BD : Anticyclone


Scénario, dessins et couleurs d’Étienne Davodeau
Août 2000 – 56 pages
Delcourt - editions-delcourt.fr

Affréteuse pour les transports Doublet, Nina est ce qu’on appelle une grande gueule et traiter les clients de « vieille peau » n’est peut-être pas le meilleur moyen de conserver son emploi. Castor est chauffeur pour les transports Doublet, il est prêt à tout pour voir son CDD transformé en CDI, même à jouer les espions pour le patron, quitte à trahir ses collègues de travail. Samuel Faure est le directeur des ressources humaines des transports Doublet, ce n’est pas un mauvais homme, mais il a bien du mal à gérer des individus tels que Nina et Castor.


Étienne Davodeau est à la bande dessinée ce que les frères Dardenne sont au cinéma, ce sont des explorateurs du quotidien qui s’attachent au destin de quelques individus pour mettre en lumière les carences de notre société moderne. Même s’ils utilisent la fiction pour atteindre leur but, ils ont une véritable démarche de documentalistes, de sociologues, voire même d’ethnologues. Ils éclairent un problème de société et laissent à leurs lecteurs ou spectateurs une entière liberté de réflexion.
Avec Anticyclone, Étienne Davodeau nous fait découvrir deux individus, Nina et Castor, prêts à toutes les extrémités pour conserver un emploi, même s’il ne s’agit que d’un poste de technicien de surface.
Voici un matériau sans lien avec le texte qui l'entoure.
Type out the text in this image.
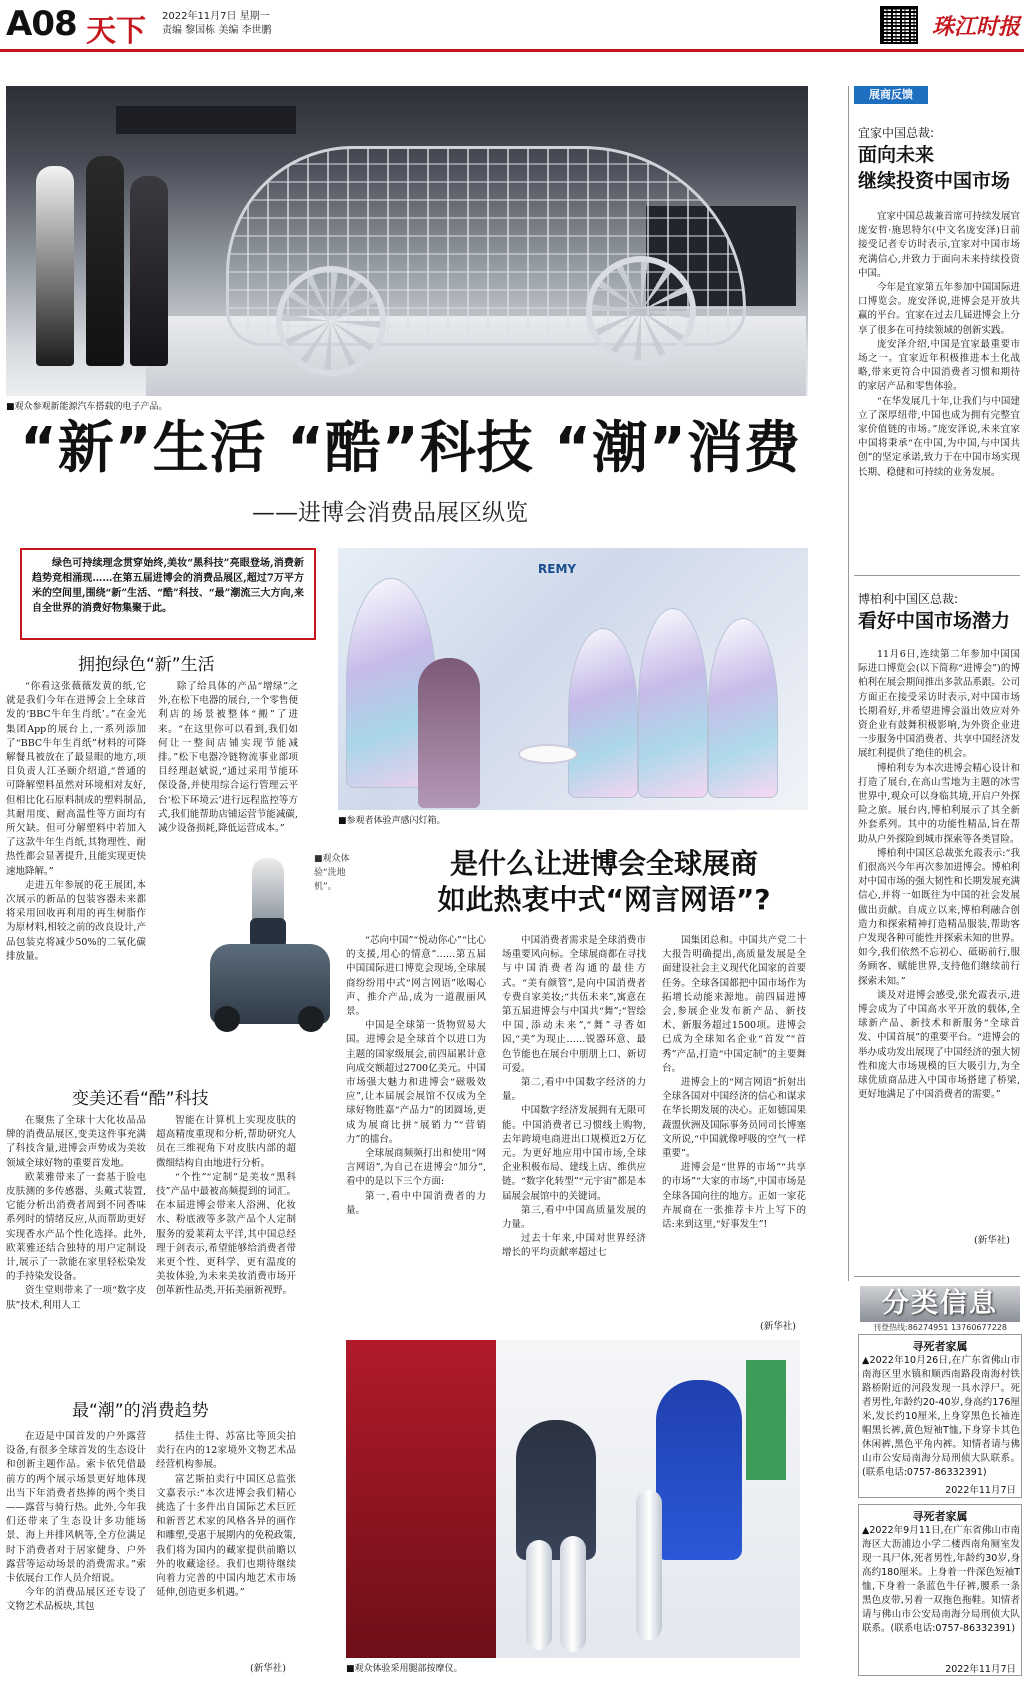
A08 天下 2022年11月7日 星期一
责编 黎国栋 美编 李世鹏	珠江时报
■观众参观新能源汽车搭载的电子产品。
“新”生活 “酷”科技 “潮”消费
——进博会消费品展区纵览

绿色可持续理念贯穿始终,美妆“黑科技”亮眼登场,消费新趋势竞相涌现……在第五届进博会的消费品展区,超过7万平方米的空间里,围绕“新”生活、“酷”科技、“最”潮流三大方向,来自全世界的消费好物集聚于此。

REMY
■参观者体验声感闪灯箱。
拥抱绿色“新”生活

“你看这张薇薇发黄的纸,它就是我们今年在进博会上全球首发的‘BBC牛年生肖纸’。”在金光集团App的展台上,一系列添加了“BBC牛年生肖纸”材料的可降解餐具被放在了最显眼的地方,项目负责人江圣颐介绍道,“普通的可降解塑料虽然对环境相对友好,但相比化石原料制成的塑料制品,其耐用度、耐高温性等方面均有所欠缺。但可分解塑料中若加入了这款牛年生肖纸,其物理性、耐热性都会显著提升,且能实现更快速地降解。”

走进五年参展的花王展团,本次展示的新品的包装容器未来都将采用回收再利用的再生树脂作为原材料,相较之前的改良设计,产品包装克将减少50%的二氧化碳排放量。

除了给具体的产品“增绿”之外,在松下电器的展台,一个零售便利店的场景被整体“搬”了进来。“在这里你可以看到,我们如何让一整间店铺实现节能减排。”松下电器冷链物流事业部项目经理赵斌说,“通过采用节能环保设备,并使用综合运行管理云平台‘松下环境云’进行远程监控等方式,我们能帮助店铺运营节能减碳,减少设备损耗,降低运营成本。”

■观众体验“洗地机”。
变美还看“酷”科技

在聚焦了全球十大化妆品品牌的消费品展区,变美这件事充满了科技含量,进博会声势成为美妆领域全球好物的重要首发地。

欧莱雅带来了一套基于脸电皮肤测的多传感器、头戴式装置,它能分析出消费者周到不同香味系列时的情绪反应,从而帮助更好实现香水产品个性化选择。此外,欧莱雅还结合独特的用户定制设计,展示了一款能在家里轻松染发的手持染发设备。

资生堂则带来了一项“数字皮肤”技术,利用人工

智能在计算机上实现皮肤的超高精度重现和分析,帮助研究人员在三维视角下对皮肤内部的超微细结构自由地进行分析。

“个性”“定制”是美妆“黑科技”产品中最被高频提到的词汇。在本届进博会带来人浴洲、化妆水、粉底液等多款产品个人定制服务的爱莱莉太平洋,其中国总经理于剑表示,希望能够给消费者带来更个性、更科学、更有温度的美妆体验,为未来美妆消费市场开创革新性品类,开拓美丽新视野。

最“潮”的消费趋势

在迈是中国首发的户外露营设备,有很多全球首发的生态设计和创新主题作品。索卡依凭借最前方的两个展示场景更好地体现出当下年消费者热捧的两个类目——露营与骑行热。此外,今年我们还带来了生态设计多功能场景、海上并排风帆等,全方位满足时下消费者对于居家健身、户外露营等运动场景的消费需求。”索卡依展台工作人员介绍说。

今年的消费品展区还专设了文物艺术品板块,其包

括佳士得、苏富比等顶尖拍卖行在内的12家境外文物艺术品经营机构参展。

富艺斯拍卖行中国区总监张文嘉表示:“本次进博会我们精心挑选了十多件出自国际艺术巨匠和新晋艺术家的风格各异的画作和雕塑,受惠于展期内的免税政策,我们将为国内的藏家提供前瞻以外的收藏途径。我们也期待继续向着力完善的中国内地艺术市场延伸,创造更多机遇。”

(新华社)
是什么让进博会全球展商
如此热衷中式“网言网语”?

“芯向中国”“悦动你心”“比心的支援,用心的情意”……第五届中国国际进口博览会现场,全球展商纷纷用中式“网言网语”吆喝心声、推介产品,成为一道靓丽风景。

中国是全球第一货物贸易大国。进博会是全球首个以进口为主题的国家级展会,前四届累计意向成交额超过2700亿美元。中国市场强大魅力和进博会“磁吸效应”,让本届展会展馆不仅成为全球好物胜嘉“产品力”的团圆场,更成为展商比拼“展销力”“营销力”的擂台。

全球展商频频打出和使用“网言网语”,为自己在进博会“加分”,看中的是以下三个方面:

第一,看中中国消费者的力量。

中国消费者需求是全球消费市场重要风向标。全球展商都在寻找与中国消费者沟通的最佳方式。“美有颜管”,是向中国消费者专费自家美妆;“共伍未来”,寓意在第五届进博会与中国共“舞”;“智绘中国,添动未来”,“舞”寻香如因,“美”为现止……锐器环意、最色节能也在展台中朋朋上口、新切可爱。

第二,看中中国数字经济的力量。

中国数字经济发展拥有无限可能。中国消费者已习惯线上购物,去年跨境电商进出口规模近2万亿元。为更好地应用中国市场,全球企业积极布局、建线上店、维供应链。“数字化转型”“元宇宙”都是本届展会展馆中的关键词。

第三,看中中国高质量发展的力量。

过去十年来,中国对世界经济增长的平均贡献率超过七

国集团总和。中国共产党二十大报告明确提出,高质量发展是全面建设社会主义现代化国家的首要任务。全球各国都把中国市场作为拓增长动能来源地。前四届进博会,参展企业发布新产品、新技术、新服务超过1500项。进博会已成为全球知名企业“首发”“首秀”产品,打造“中国定制”的主要舞台。

进博会上的“网言网语”折射出全球各国对中国经济的信心和谋求在华长期发展的决心。正如德国果蔬盟伙洲及国际事务员同司长博塞文所说,“中国就像呼吸的空气一样重要”。

进博会是“世界的市场”“共享的市场”“大家的市场”,中国市场是全球各国向往的地方。正如一家花卉展商在一张推荐卡片上写下的话:来到这里,“好事发生”!

(新华社)
■观众体验采用腿部按摩仪。
展商反馈
宜家中国总裁:
面向未来
继续投资中国市场

宜家中国总裁兼首席可持续发展官庞安哲·施思特尔(中文名庞安泽)日前接受记者专访时表示,宜家对中国市场充满信心,并致力于面向未来持续投资中国。

今年是宜家第五年参加中国国际进口博览会。庞安泽说,进博会是开放共赢的平台。宜家在过去几届进博会上分享了很多在可持续领域的创新实践。

庞安泽介绍,中国是宜家最重要市场之一。宜家近年积极推进本土化战略,带来更符合中国消费者习惯和期待的家居产品和零售体验。

“在华发展几十年,让我们与中国建立了深厚纽带,中国也成为拥有完整宜家价值链的市场。”庞安泽说,未来宜家中国将秉承“在中国,为中国,与中国共创”的坚定承诺,致力于在中国市场实现长期、稳健和可持续的业务发展。

博柏利中国区总裁:
看好中国市场潜力

11月6日,连续第二年参加中国国际进口博览会(以下简称“进博会”)的博柏利在展会期间推出多款品系跟。公司方面正在接受采访时表示,对中国市场长期看好,并希望进博会溢出效应对外资企业有鼓舞积极影响,为外资企业进一步服务中国消费者、共享中国经济发展红利提供了绝佳的机会。

博柏利专为本次进博会精心设计和打造了展台,在高山雪地为主题的冰雪世界中,观众可以身临其境,开启户外探险之旅。展台内,博柏利展示了其全新外套系列。其中的功能性精品,旨在帮助从户外探险到城市探索等各类冒险。

博柏利中国区总裁张允霞表示:“我们很高兴今年再次参加进博会。博柏利对中国市场的强大韧性和长期发展充满信心,并将一如既往为中国的社会发展做出贡献。自成立以来,博柏利融合创造力和探索精神打造精品服装,帮助客户发现各种可能性并探索未知的世界。如今,我们依然不忘初心、砥砺前行,服务顾客、赋能世界,支持他们继续前行探索未知。”

谈及对进博会感受,张允霞表示,进博会成为了中国高水平开放的载体,全球新产品、新技术和新服务“全球首发、中国首展”的重要平台。“进博会的举办成功发出展现了中国经济的强大韧性和庞大市场规模的巨大吸引力,为全球优质商品进入中国市场搭建了桥梁,更好地满足了中国消费者的需要。”

(新华社)
分类信息
刊登热线:86274951 13760677228
寻死者家属
▲2022年10月26日,在广东省佛山市南海区里水镇和顺西南路段南海村铁路桥附近的河段发现一具水浮尸。死者男性,年龄约20-40岁,身高约176厘米,发长约10厘米,上身穿黑色长袖连帽黑长裤,黄色短袖T恤,下身穿卡其色休闲裤,黑色平角内裤。知情者请与佛山市公安局南海分局刑侦大队联系。(联系电话:0757-86332391)
2022年11月7日
寻死者家属
▲2022年9月11日,在广东省佛山市南海区大沥浦边小学二楼西南角厕室发现一具尸体,死者男性,年龄约30岁,身高约180厘米。上身着一件深色短袖T恤,下身着一条蓝色牛仔裤,腰系一条黑色皮带,另着一双拖色拖鞋。知情者请与佛山市公安局南海分局刑侦大队联系。(联系电话:0757-86332391)
2022年11月7日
L’auteur ne les juge pas, il se contente de nous les présenter, un peu trop sommairement peut-être, ce qui permet de comprendre un petit peu mieux leurs motivations et leurs actions excessives.
Anticyclone n’a rien d’une comédie, c’est une bande dessinée réaliste, ancrée dans le quotidien. Toute son action se déroule sous un ciel gris qui participe à l’ambiance morose qui marque cet album et sous une pluie omniprésente qui se révélera être un acteur majeur du drame en préparation.


Anticyclone
est le second volume d’une trilogie baptisée « Un monde si tranquille » où Étienne Davodeau, sans utiliser de personnage récurrent, explore successivement et très localement le monde de la politique avec La Gloire d’Albert (1999), du travail avec cet Anticyclone et du sport avec Ceux qui t’aiment (2002). Il y a bien évidemment un point commun entre ces trois ouvrages qui présentent tous un monde si tranquille qui, d’un seul coup, dérape sans que cela n’entraîne de gros bouleversements si ce n’est dans la vie de quelques individus. Dans Anticyclone, Nina et Castor vont ainsi aller jusqu’à enlever et séquestrer Samuel Faure, le seul qui, à leurs yeux, peut sauver l’un d’eux du chômage. Un acte désespéré qui, s’étant produit un week-end, passe totalement inaperçu et serait presque sans conséquence s’il ne survenait un dramatique accident.
Avec des personnages un peu trop caricaturaux (le gentil M. Faure, le teigneux Castor,…), Anticyclone n’est certainement pas le meilleur Davodeau. Ce dernier nous a amplement démontré, avec son récent diptyque Lulu femme nue (2008 et 2010), qu’il savait pénétrer le cœur et l’âme de ses personnages. Et si la fin d’Anticyclone n’est pas des plus satisfaisante, c’est peut-être parce que la vie elle-même peut se révéler très insatisfaisante. Cependant, de par son sujet, cet album d’Étienne Davodeau reste diablement d’actualité.